4.1.1- La prise en compte de la spécificité d’organisation des Bibliothèques françaises

Le premier chapitre nous a montré que les organisations publiques sont restées, à des degrés divers, sous l’emprise de la bureaucratie. Nous avons à cet égard, noté la particularité du statut de la fonction publique qui laisse peu de possibilités d’action aux différents acteurs (personnel et dirigeant) d’une organisation publique pour mener un véritable management participatif. Car, nous assistons souvent à une double hiérarchie qui règle le fonctionnement des organisations publiques : une hiérarchie fonctionnelle et une hiérarchie politique.

Ainsi, pour une Bibliothèque universitaire ou publique, l’hiérarchie fonctionnelle est constituée par le directeur, les chefs de sections ou de départements et les autres catégories de personnels (bibliothécaires et magasiniers auxquels on accorde des tâches selon leur niveau statutaire et en fonction de l’évolution de leur carrière).
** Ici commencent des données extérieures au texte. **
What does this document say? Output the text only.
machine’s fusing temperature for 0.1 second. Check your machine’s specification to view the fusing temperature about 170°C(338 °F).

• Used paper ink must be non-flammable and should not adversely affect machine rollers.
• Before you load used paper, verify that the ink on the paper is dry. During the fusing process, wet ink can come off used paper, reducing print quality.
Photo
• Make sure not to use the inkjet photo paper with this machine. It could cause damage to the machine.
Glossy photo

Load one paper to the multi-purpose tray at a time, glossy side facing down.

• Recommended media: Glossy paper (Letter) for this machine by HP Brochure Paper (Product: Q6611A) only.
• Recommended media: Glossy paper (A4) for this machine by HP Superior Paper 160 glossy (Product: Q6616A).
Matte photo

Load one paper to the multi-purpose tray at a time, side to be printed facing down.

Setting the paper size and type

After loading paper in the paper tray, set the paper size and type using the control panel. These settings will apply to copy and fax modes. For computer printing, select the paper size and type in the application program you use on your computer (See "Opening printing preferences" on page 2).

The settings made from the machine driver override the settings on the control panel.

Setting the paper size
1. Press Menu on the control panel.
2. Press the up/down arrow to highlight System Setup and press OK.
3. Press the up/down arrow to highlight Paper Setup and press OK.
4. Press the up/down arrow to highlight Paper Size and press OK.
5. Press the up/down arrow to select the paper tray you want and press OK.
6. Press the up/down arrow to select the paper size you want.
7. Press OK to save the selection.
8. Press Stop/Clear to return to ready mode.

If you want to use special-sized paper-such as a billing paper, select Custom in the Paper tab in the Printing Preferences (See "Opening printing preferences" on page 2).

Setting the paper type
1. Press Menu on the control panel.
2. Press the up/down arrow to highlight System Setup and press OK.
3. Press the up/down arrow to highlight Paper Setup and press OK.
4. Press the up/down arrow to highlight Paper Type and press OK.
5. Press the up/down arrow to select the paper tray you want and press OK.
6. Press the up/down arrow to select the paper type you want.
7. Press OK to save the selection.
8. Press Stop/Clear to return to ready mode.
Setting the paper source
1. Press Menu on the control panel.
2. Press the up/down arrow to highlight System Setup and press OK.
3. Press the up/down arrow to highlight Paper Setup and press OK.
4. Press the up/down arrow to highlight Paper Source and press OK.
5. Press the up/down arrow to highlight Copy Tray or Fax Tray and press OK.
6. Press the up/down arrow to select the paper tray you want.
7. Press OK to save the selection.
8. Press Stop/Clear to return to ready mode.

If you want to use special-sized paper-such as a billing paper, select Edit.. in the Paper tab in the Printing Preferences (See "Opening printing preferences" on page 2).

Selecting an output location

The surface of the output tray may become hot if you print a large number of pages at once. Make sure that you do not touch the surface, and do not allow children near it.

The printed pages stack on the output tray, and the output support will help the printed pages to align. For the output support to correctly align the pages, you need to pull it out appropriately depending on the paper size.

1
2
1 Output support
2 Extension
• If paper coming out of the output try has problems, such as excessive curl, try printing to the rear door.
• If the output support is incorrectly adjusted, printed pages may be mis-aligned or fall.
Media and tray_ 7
Son hiérarchie politique est constituée du maire (dans le cas d’une Bibliothèque publique) ou du président de l’université (pour une Bibliothèque universitaire), des conseillers (pour une Bibliothèque publique) ou de chefs de services et départements (dans le cas d’une Bibliothèque universitaire) et des représentants de la Bibliothèque.

Dans un autre registre, de par l’étude des organisations privées et des organisations publiques, nous avons noté la situation paradoxale que vivent aujourd’hui  les Bibliothèques.
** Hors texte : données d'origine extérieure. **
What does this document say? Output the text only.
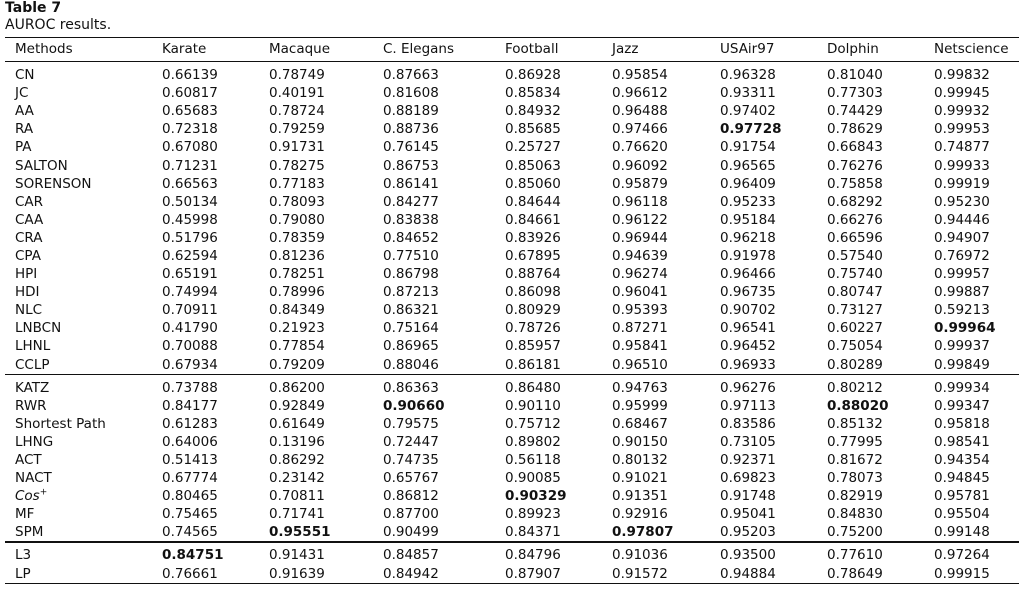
Table 7
AUROC results.
Methods	Karate	Macaque	C. Elegans	Football	Jazz	USAir97	Dolphin	Netscience
CN	0.66139	0.78749	0.87663	0.86928	0.95854	0.96328	0.81040	0.99832
JC	0.60817	0.40191	0.81608	0.85834	0.96612	0.93311	0.77303	0.99945
AA	0.65683	0.78724	0.88189	0.84932	0.96488	0.97402	0.74429	0.99932
RA	0.72318	0.79259	0.88736	0.85685	0.97466	0.97728	0.78629	0.99953
PA	0.67080	0.91731	0.76145	0.25727	0.76620	0.91754	0.66843	0.74877
SALTON	0.71231	0.78275	0.86753	0.85063	0.96092	0.96565	0.76276	0.99933
SORENSON	0.66563	0.77183	0.86141	0.85060	0.95879	0.96409	0.75858	0.99919
CAR	0.50134	0.78093	0.84277	0.84644	0.96118	0.95233	0.68292	0.95230
CAA	0.45998	0.79080	0.83838	0.84661	0.96122	0.95184	0.66276	0.94446
CRA	0.51796	0.78359	0.84652	0.83926	0.96944	0.96218	0.66596	0.94907
CPA	0.62594	0.81236	0.77510	0.67895	0.94639	0.91978	0.57540	0.76972
HPI	0.65191	0.78251	0.86798	0.88764	0.96274	0.96466	0.75740	0.99957
HDI	0.74994	0.78996	0.87213	0.86098	0.96041	0.96735	0.80747	0.99887
NLC	0.70911	0.84349	0.86321	0.80929	0.95393	0.90702	0.73127	0.59213
LNBCN	0.41790	0.21923	0.75164	0.78726	0.87271	0.96541	0.60227	0.99964
LHNL	0.70088	0.77854	0.86965	0.85957	0.95841	0.96452	0.75054	0.99937
CCLP	0.67934	0.79209	0.88046	0.86181	0.96510	0.96933	0.80289	0.99849
KATZ	0.73788	0.86200	0.86363	0.86480	0.94763	0.96276	0.80212	0.99934
RWR	0.84177	0.92849	0.90660	0.90110	0.95999	0.97113	0.88020	0.99347
Shortest Path	0.61283	0.61649	0.79575	0.75712	0.68467	0.83586	0.85132	0.95818
LHNG	0.64006	0.13196	0.72447	0.89802	0.90150	0.73105	0.77995	0.98541
ACT	0.51413	0.86292	0.74735	0.56118	0.80132	0.92371	0.81672	0.94354
NACT	0.67774	0.23142	0.65767	0.90085	0.91021	0.69823	0.78073	0.94845
Cos+	0.80465	0.70811	0.86812	0.90329	0.91351	0.91748	0.82919	0.95781
MF	0.75465	0.71741	0.87700	0.89923	0.92916	0.95041	0.84830	0.95504
SPM	0.74565	0.95551	0.90499	0.84371	0.97807	0.95203	0.75200	0.99148
L3	0.84751	0.91431	0.84857	0.84796	0.91036	0.93500	0.77610	0.97264
LP	0.76661	0.91639	0.84942	0.87907	0.91572	0.94884	0.78649	0.99915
  • D’une part, la complexité de la gestion humaine résultant des règles statutaires ne contribue pas à une meilleure participation de tout le personnel dans la prise de décision. La connaissance du cadre institutionnel des Bibliothèques, nous permet de constater que la décision est fortement centralisée dans ce milieu parce que la marge de manœuvre des personnels s’inscrit dans le rôle qui leur est défini par les textes juridiques.
  • D’autre part, la crise économique associée au progrès technologique a donné lieu à une exigence de rationalisation et d’amélioration des performances, d’où le besoin de mettre en place des systèmes de planification dans les organisations publiques. Comme nous l’avons noté dans le second chapitre, la planification prend en compte les dimensions internes et externes de l’organisation ; elle conduit à une réflexion prospective sur le devenir de l’organisation et à la définition d’objectifs précis à atteindre. Son application qui amène à une gestion plus transparente et plus proche de la réalité de l’organisation nécessite la mise en place préalable d’un projet connu et approuvé par tous les acteurs où les objectifs sont clairement définis, les stratégies qui en découlent sont formalisées et les responsabilités et l’échéancier sont précisés.
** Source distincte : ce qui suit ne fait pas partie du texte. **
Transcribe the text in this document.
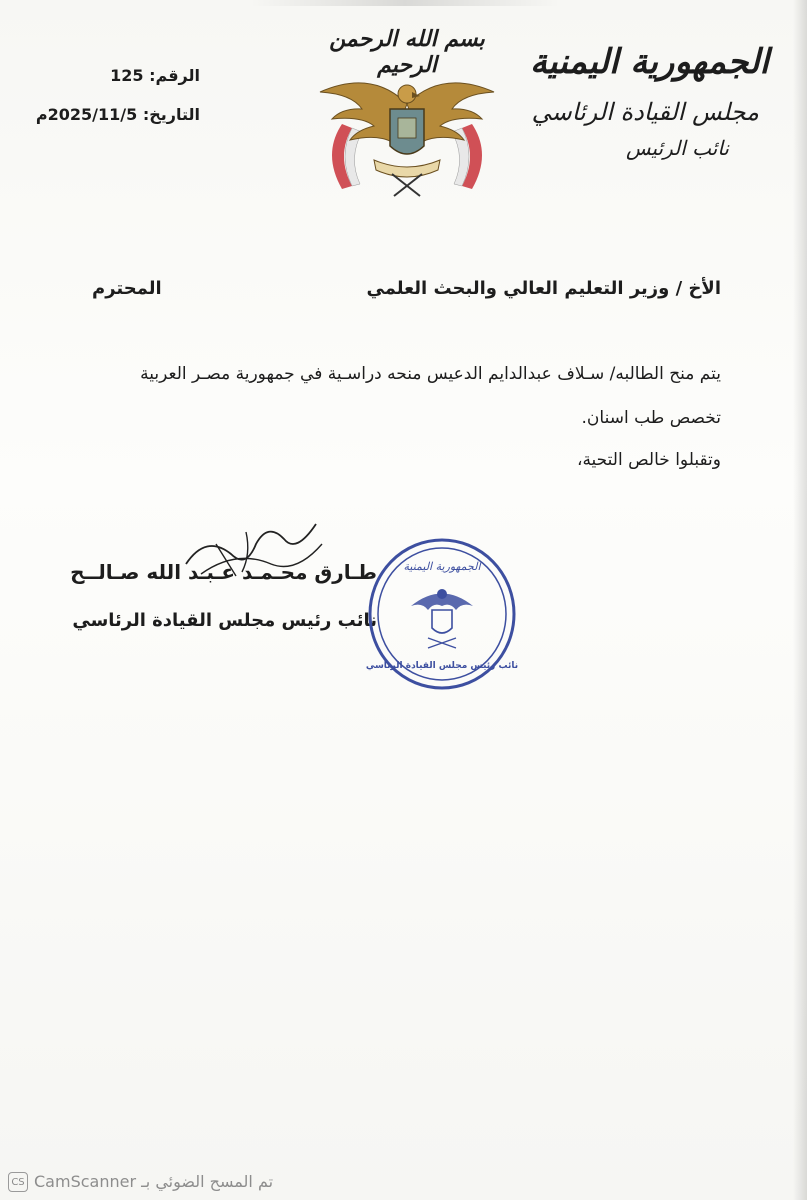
الجمهورية اليمنية
مجلس القيادة الرئاسي
نائب الرئيس
بسم الله الرحمن الرحيم
الرقم: 125
التاريخ: 2025/11/5م
الأخ / وزير التعليم العالي والبحث العلمي
المحترم
يتم منح الطالبه/ سـلاف عبدالدايم الدعيس منحه دراسـية في جمهورية مصـر العربية
تخصص طب اسنان.
وتقبلوا خالص التحية،
طـارق محـمـد عـبـد الله صـالــح
نائب رئيس مجلس القيادة الرئاسي
الجمهورية اليمنية
نائب رئيس مجلس القيادة الرئاسي
CS تم المسح الضوئي بـ CamScanner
L’enjeu actuel des Bibliothèques est donc, d’avoir une stratégie claire, de déterminer les objectifs d’une façon précise et d’impliquer tout le personnel dans la planification et le pilotage.

En l’absence d’exemples d’expériences de planification conduits en Bibliothèque, est-il correcte de dire que les bibliothécaires mènent des politiques sans conviction quant à leur impact alors qu’ils manifestent une réelle volonté de s’intégrer dans leur environnement ?

Nous avons perçu cette volonté dans le dialogue existant entre les bibliothécaires et leurs tutelles au travers des réunions de communication et de concertation. Nous pensons que ce dialogue est mobilisateur et riche en retombées. En effet, la réflexion collective entre ces acteurs, portant sur le budget et les orientations générales de la Bibliothèque, contribue non seulement à intégrer la Bibliothèque dans son environnement, mais aussi à faire connaître les problèmes de celle-ci. Car, l’exigence de répondre au mieux à des besoins toujours plus nombreux et la nécessité de gérer des contraintes financières de plus en plus tendues ont donné lieu à un changement dans les activités attribuées aux bibliothécaires. Nous avons noté ce changement au travers de quelques exemples illustrant l’évolution des services et des compétences des personnels. C’est justement, cette évolution rapide qui amène les bibliothécaires à penser leur organisation en termes d’objectifs et d’impacts. Mais, nous ne savons pas si leurs démarches sont formalisées.